The QUB study claims this explosion is as bright as billions of suns but lasts half as long as supernovae, which suggests it is a new type of cosmic phenomenon.
Researchers at Queen’s University Belfast (QUB) claim to have spotted one of the brightest ever cosmic explosions.
The team detected an explosion that appeared to be a type of supernova, which is when a star explodes at the end of its life cycle, releasing a massive cloud of hot gas and space dust into the cosmos. But further analysis suggests this explosion is a different phenomenon entirely.
This particular cosmic explosion – named AT2022aedm – was first spotted by a network of telescopes in Hawaii, Chile and South Africa known as ATLAS. Follow-up data from observatories around the world suggest that the explosion faded and cooled down much faster than expected.

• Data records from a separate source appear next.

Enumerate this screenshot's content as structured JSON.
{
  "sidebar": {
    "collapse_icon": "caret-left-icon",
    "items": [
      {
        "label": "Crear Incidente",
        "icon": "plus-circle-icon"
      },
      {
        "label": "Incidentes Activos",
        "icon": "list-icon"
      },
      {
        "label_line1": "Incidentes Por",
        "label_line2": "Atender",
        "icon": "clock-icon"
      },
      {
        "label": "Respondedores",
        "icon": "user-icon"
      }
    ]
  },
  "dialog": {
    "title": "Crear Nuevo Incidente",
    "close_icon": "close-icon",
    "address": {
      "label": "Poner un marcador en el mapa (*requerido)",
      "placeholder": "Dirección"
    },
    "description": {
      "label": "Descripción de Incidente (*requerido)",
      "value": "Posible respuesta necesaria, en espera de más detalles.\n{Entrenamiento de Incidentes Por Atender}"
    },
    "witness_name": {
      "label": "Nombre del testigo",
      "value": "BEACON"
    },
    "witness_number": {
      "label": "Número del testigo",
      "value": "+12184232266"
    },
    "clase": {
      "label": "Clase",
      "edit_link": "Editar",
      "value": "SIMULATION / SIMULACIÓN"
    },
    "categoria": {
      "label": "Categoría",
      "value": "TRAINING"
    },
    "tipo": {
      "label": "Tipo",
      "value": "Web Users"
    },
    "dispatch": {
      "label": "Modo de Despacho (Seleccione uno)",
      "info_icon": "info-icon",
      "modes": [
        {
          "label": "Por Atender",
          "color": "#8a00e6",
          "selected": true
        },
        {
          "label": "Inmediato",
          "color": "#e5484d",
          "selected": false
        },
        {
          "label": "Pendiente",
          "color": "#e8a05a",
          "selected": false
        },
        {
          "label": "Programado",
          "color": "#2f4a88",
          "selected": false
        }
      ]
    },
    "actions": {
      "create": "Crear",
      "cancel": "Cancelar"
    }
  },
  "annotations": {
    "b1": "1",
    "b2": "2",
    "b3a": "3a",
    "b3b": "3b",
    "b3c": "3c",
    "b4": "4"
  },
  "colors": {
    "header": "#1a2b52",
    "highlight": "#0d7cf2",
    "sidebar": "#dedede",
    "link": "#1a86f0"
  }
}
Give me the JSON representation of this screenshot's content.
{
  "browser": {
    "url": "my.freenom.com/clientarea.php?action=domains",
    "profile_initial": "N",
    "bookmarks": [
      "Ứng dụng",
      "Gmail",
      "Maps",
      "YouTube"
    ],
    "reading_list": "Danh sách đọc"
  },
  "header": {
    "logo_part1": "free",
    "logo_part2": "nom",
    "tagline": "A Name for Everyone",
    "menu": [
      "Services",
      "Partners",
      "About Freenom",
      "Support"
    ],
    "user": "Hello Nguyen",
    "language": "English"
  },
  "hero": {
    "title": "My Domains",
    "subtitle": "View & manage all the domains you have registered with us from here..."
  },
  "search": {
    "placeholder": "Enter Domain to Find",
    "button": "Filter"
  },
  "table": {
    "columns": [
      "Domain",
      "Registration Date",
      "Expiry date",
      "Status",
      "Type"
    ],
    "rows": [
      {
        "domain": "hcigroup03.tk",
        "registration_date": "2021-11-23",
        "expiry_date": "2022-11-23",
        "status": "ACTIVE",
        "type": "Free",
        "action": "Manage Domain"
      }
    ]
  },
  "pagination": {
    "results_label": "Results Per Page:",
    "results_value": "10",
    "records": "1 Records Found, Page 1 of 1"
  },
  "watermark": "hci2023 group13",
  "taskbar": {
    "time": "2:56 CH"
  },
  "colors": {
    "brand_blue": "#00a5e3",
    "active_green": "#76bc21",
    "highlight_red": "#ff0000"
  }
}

The QUB study claims this explosion is as bright as billions of suns and only lasts half as long as typical supernovae. QUB’s Dr Matt Nicholl said this explosion is “one of the brightest we’ve ever seen”.
“Usually, with a very luminous supernova, it will have faded to maybe half of its peak brightness within a month,” Nicholl said. “In the same amount of time, AT2022aedm faded to less than one per cent of its peak – it basically disappeared.”
QUB’s Dr Shubham Srivastav said that the location of the cosmic explosion is also surprising, as it took place in a massive “red galaxy” that is 2bn light years away.
“These galaxies contain billions of stars like our sun, but they shouldn’t have any stars big enough to end up as a supernova,” Srivastav said.
The discovery has opened up avenues for more research, according to Nicholl, who believes the most plausible explanation for this explosion is “a black hole colliding with a star”.
“The exquisite data set that we have obtained rules out this being another supernova,” Nicholl said. “We have named this new class of sources ‘Luminous Fast Coolers’ or LFCs. This is partly to do with how bright they are and how fast they fade and cool.”
Nicholl added that the name was also chosen as some of the researchers are “huge fans” of the Liverpool football club, adding that “it’s a nice coincidence that our LFCs seem to prefer red galaxies”.
Earlier this year, the James Webb Space Telescope managed to capture images of a massive star in its Wolf-Rayet phase, which is a brief period where stars shed their outer layers before going supernova.